A student wondered if there was an association between relationship status and overall letter grade(based on grade point average) at her high school. She used a stratified random sample to select $20$ students within each letter grade. The information is displayed in the table below.

Letter Grade In a relationship Not in a relationship Total
A 8 12 20
B 11 9 20
C 13 7 20
D 10 10 20
F 6 14 20
Total 48 52 100



A ${ \chi}^{2}$ test of independence was conducted to determine whether the data above provides convincing evidence of an association between relationship status and overall letter grade.

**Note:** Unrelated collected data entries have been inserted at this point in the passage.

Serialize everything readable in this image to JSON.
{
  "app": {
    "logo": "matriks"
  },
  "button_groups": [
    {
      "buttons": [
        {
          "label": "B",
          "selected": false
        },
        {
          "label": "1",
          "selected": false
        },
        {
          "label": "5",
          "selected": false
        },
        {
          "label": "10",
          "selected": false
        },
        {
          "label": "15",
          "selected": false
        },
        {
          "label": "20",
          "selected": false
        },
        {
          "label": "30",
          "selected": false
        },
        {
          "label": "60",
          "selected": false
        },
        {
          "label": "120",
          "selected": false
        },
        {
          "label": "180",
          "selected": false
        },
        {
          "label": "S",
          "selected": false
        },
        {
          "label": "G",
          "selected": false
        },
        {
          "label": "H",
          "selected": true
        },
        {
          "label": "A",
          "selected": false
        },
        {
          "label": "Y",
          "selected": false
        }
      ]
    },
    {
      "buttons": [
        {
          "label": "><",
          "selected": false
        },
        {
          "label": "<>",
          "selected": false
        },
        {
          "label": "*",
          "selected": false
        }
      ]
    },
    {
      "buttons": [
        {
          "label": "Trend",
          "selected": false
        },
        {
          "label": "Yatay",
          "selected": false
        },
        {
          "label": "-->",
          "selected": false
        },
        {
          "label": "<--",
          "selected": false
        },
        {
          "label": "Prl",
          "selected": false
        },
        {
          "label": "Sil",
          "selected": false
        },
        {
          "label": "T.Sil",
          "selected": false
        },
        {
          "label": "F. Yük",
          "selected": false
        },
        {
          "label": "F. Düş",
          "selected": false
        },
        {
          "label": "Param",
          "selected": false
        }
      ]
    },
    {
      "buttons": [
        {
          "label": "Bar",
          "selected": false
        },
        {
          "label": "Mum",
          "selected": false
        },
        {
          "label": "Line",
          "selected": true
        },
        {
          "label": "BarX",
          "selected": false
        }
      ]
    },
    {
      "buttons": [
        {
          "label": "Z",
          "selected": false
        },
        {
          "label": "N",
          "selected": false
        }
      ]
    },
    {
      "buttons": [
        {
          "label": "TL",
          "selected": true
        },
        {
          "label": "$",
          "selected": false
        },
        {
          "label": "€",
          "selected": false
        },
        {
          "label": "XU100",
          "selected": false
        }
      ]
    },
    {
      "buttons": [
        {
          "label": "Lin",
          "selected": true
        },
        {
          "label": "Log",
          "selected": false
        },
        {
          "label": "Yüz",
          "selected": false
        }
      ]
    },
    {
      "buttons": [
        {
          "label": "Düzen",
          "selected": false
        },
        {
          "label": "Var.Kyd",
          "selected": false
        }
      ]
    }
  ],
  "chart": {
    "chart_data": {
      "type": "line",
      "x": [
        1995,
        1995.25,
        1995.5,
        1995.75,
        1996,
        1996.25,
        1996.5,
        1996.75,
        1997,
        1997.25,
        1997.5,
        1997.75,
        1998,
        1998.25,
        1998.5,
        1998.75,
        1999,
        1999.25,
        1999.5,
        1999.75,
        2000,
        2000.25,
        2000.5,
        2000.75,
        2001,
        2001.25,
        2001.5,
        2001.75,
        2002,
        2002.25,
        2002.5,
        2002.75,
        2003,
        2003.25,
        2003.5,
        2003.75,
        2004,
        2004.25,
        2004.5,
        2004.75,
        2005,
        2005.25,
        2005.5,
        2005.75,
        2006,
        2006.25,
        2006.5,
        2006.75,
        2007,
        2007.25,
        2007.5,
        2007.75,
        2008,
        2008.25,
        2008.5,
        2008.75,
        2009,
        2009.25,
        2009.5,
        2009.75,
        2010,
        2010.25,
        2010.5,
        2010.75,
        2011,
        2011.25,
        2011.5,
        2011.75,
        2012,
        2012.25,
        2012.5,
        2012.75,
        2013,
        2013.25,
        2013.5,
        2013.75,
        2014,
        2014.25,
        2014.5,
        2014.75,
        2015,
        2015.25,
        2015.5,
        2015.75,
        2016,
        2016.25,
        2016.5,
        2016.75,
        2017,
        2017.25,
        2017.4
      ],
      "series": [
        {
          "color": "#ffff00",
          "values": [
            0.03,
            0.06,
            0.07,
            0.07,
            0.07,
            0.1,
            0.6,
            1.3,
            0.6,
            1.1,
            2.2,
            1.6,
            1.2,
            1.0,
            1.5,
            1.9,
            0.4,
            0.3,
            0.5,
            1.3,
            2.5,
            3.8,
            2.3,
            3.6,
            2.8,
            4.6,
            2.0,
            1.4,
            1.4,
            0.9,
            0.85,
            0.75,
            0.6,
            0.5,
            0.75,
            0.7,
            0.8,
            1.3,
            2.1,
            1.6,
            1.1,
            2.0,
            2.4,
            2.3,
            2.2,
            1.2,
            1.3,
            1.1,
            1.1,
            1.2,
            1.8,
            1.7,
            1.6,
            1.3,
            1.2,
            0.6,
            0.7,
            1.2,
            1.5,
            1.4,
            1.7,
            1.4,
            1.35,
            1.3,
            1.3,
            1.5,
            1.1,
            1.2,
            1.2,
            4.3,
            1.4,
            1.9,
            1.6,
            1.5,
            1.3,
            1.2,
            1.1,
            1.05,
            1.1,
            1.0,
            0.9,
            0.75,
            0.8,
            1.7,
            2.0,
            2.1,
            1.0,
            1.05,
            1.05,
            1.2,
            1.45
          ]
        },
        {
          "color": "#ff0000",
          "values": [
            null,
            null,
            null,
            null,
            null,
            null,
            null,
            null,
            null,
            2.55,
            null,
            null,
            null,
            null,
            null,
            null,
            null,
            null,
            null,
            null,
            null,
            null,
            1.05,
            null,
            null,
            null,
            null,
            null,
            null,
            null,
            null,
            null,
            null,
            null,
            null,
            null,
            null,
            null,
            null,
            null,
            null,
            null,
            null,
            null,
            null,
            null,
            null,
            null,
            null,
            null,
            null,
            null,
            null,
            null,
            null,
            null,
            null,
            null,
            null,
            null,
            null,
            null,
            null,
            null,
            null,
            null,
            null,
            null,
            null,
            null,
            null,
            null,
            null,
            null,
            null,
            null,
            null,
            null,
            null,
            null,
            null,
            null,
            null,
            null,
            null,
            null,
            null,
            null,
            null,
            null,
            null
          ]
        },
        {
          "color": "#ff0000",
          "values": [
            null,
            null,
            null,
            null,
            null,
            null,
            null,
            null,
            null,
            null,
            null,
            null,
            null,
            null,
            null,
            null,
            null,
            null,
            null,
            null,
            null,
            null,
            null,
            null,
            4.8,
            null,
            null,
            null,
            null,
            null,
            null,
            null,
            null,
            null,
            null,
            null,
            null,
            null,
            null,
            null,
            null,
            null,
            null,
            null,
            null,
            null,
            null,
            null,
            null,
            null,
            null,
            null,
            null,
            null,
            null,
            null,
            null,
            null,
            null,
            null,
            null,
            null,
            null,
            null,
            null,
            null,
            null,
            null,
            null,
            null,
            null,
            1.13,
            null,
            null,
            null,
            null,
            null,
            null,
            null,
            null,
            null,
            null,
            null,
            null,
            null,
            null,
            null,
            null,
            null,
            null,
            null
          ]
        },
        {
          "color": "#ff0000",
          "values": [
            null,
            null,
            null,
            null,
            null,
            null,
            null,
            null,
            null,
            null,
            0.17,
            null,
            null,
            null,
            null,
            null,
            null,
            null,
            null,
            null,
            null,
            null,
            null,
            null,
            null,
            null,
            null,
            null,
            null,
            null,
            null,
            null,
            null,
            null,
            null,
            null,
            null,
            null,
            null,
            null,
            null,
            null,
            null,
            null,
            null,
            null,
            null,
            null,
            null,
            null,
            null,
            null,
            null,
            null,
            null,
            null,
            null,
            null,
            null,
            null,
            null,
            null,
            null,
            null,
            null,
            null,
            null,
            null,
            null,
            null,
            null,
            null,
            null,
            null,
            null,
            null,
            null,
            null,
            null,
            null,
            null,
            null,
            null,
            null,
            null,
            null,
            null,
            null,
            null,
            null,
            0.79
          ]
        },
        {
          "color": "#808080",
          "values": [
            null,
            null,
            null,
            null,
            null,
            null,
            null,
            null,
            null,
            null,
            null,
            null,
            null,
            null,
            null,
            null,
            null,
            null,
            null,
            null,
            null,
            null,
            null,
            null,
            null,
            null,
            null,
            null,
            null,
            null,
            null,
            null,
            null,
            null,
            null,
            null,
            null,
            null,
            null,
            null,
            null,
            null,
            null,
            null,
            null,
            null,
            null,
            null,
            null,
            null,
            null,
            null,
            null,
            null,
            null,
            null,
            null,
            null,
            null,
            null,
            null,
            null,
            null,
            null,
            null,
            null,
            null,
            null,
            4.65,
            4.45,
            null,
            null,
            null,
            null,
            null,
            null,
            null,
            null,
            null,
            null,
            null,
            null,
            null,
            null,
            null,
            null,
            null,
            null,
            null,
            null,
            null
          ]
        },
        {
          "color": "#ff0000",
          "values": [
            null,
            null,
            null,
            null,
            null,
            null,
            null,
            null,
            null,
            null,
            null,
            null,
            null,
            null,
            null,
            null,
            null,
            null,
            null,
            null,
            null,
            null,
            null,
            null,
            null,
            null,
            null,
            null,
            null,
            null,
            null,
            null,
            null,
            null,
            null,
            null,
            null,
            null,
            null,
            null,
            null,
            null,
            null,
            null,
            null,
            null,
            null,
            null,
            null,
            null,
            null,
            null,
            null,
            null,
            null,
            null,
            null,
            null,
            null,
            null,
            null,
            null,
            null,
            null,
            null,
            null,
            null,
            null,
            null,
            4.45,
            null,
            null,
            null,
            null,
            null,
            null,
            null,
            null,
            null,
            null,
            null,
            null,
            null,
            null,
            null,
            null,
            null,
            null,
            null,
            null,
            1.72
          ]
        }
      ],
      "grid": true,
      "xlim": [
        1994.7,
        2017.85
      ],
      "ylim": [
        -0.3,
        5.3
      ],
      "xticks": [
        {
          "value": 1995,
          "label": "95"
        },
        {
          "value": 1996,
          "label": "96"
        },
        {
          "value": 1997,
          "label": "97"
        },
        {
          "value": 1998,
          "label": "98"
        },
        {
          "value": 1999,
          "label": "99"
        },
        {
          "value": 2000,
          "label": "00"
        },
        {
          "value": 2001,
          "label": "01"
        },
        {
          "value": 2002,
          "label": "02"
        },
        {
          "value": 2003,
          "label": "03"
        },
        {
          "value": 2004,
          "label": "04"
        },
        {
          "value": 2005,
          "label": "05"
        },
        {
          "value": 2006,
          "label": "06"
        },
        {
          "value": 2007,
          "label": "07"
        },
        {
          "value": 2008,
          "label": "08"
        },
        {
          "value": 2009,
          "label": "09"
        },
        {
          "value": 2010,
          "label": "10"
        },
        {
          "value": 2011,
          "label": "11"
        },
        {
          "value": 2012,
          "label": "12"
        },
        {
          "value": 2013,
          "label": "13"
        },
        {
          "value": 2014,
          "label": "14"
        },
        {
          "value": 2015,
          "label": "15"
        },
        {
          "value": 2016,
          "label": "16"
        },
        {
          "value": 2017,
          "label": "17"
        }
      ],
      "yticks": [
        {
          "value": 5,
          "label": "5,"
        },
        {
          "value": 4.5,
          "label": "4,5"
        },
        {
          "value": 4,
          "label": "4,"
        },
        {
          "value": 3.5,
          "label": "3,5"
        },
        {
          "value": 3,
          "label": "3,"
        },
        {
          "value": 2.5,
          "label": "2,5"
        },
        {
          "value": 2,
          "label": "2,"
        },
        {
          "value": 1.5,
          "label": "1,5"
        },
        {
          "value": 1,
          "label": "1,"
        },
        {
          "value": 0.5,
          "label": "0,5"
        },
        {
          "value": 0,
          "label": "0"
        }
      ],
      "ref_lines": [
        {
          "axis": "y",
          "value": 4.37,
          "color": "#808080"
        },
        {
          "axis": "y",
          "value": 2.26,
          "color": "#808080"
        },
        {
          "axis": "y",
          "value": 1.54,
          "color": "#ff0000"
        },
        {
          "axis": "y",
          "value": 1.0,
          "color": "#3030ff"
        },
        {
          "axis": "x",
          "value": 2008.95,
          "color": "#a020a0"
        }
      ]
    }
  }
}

The ${ \chi}^{2}$ test statistic was $5.849$ with a $p$-value of $0.211$. Which of the following statements is true?

A

No relevant conclusion can be made because the data is not normally distributed.

B

Since the $P$-value is greater than the significance level of $\alpha =0.05$, their is sufficient evidence to suggest relationship status and overall letter grade are independent.

C

Since the $P$-value is greater than the significance level of $\alpha =0.05$, their is sufficient evidence to suggest relationship status and overall letter grade are dependent.

D

Since the $P$-value is greater than the significance level of $\alpha =0.05$, their is insufficient evidence to suggest an association between relationship status and overall letter grade.

E

Since the $P$-value is greater than the significance level of $\alpha =0.05$, their is sufficient evidence to suggest an association between relationship status and overall letter grade.